Dex, this may prove more challenging than you expect it to be...
First, general info on puppy and dog vaccinations is easy to search up...jusgooglit.
The best site I found so far is DogEducation, at www.peteducation.com/article.cfm?c=2+1648&aid=950
This page takes you to the basic schedule/list of core and optional shots for adult dogs. Follow the "Vaccines and Vaccinations" menu entry to get excellent detailed info for both dogs and puppies.
Of course, this stuff is for a Western audience...people from an advanced, clean, and decent country (i.e. the USA
). I think it's pretty safe to assume that the overwhelming majority of canine conditions seen in the West will also be seen in China, so this info will apply there. Of course, unless you can find a good Dictionary of Veterinary Medicine (
), it's going to be hard to discuss these issues...but if you can find a good Vet, he'll likely already know what to do.

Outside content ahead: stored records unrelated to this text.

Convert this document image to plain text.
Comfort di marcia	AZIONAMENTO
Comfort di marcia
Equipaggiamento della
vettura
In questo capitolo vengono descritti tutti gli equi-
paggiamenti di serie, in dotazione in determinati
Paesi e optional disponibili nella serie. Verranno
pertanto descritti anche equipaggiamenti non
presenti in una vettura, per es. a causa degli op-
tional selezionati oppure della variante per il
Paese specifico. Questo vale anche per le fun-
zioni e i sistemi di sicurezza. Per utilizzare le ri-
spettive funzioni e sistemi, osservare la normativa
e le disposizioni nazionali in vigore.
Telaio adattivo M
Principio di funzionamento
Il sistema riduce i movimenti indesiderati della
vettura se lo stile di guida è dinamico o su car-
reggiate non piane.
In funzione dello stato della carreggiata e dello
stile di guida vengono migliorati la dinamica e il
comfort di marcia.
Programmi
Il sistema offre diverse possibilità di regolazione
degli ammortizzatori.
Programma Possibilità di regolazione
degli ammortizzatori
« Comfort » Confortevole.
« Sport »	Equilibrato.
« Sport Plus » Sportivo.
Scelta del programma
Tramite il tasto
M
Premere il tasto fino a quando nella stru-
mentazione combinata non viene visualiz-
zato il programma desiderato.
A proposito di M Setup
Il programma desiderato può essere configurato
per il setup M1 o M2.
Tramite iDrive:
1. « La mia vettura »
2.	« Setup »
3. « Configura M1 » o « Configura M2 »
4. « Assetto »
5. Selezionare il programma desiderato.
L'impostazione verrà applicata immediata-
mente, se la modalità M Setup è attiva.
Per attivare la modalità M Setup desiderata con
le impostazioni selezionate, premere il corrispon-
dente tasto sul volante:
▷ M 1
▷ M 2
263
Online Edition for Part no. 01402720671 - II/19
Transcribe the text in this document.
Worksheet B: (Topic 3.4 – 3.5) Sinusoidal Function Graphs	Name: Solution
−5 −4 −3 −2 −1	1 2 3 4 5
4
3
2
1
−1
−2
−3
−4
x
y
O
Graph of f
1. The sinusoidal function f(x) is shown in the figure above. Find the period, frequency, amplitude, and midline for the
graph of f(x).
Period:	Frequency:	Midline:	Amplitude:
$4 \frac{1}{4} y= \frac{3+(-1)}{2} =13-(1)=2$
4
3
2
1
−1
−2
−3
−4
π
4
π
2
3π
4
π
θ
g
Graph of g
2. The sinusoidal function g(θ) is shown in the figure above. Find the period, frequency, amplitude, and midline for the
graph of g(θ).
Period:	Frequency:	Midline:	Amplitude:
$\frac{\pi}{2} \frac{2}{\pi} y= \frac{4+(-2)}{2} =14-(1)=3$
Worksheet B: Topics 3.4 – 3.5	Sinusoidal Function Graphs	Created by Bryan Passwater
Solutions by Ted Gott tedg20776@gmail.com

Sadly, this last is the hard part.
The Chinese don't seem to have a long or large history of keeping pets, except for more passive and delicious creatures such as some birds and fish. Dogs in particular are booming now, but haven't been seen much until pretty recently. I have Chinese friends on both sides of the Pacific who get nervous around dogs, including a few who become paralysed with terror. All this would suggest that much of the "dog infrastructure"- sellers, supplies, vet care, etc. can be pretty undeveloped and rudimentary, and finding that "good vet" may be quite a feat. I got the impression that dogs were raised by dealers in rather squalid conditions and were likely to already be ill. You can easily find the upper-end big-brand lines of dog food and so forth (such as Iams and some Japanese and European brands) but have a harder time finding more basic and affordable products.
The Chinese seem still largely pretty clueless on handling and living with dogs...cruel treatment, abandonment (or eating
) of no-longer-wanted dogs, letting dogs run amok in public places, and so on are conspicuously common.
Also, China isn't well set up for dogs. 99.9999999999999999% of residents live in relatively small spaces, and have no yard or other empty open space where a dog can be released to chase squirrels and bark at the neighbors.
This places greatly increased responsibility upon you, the ethical dog owner. (At least you'd better
be an ethical dog owner, or we'll come croak you...
) The need to take your dog out for exercise and toilette requisites will be much greater and more important.
Furthermore, pet animals in China can face health hazards that we are not familiar with. For example, in many parts of China there is a much higher presence of soil- or water-borne parasites. In some places there is lots of inexplicably filthy (even by garbage standards) garbage on the streets, which any dog in the world will naturally race to in order to sniff and eat.
These days it's pretty trendy to be seen out walking a dog, especially an expensive pedigreed model. But I think the trend may well fade away...dogs can be a real pain in the ass in China. Much though I despise cats and adore dogs, I gotta concede that if you really want a pet in China, a cat makes a lot more sense under the conditions.
As expats, we face another challenge that the homeys don't have...if you ever return home, getting your beloved pet back into your own country can be difficult, lengthy, and expensive. Many countries require that incoming pets spend weeks or even months in quarantine before the Health, Agriculture, and Customs people will give the go-ahead and restore your pet to you. Conditions in these quarantine facilities can be pretty, well, uh....squalid
, and traumatic for the animals. Not to mention for YOU.
Adopting a pet is never something that should be entered into on impulse, and this seems about a hundred times more true in China. I LOVE dogs and (usually) love keeping them, but fear it will be a much bigger job than you'll know.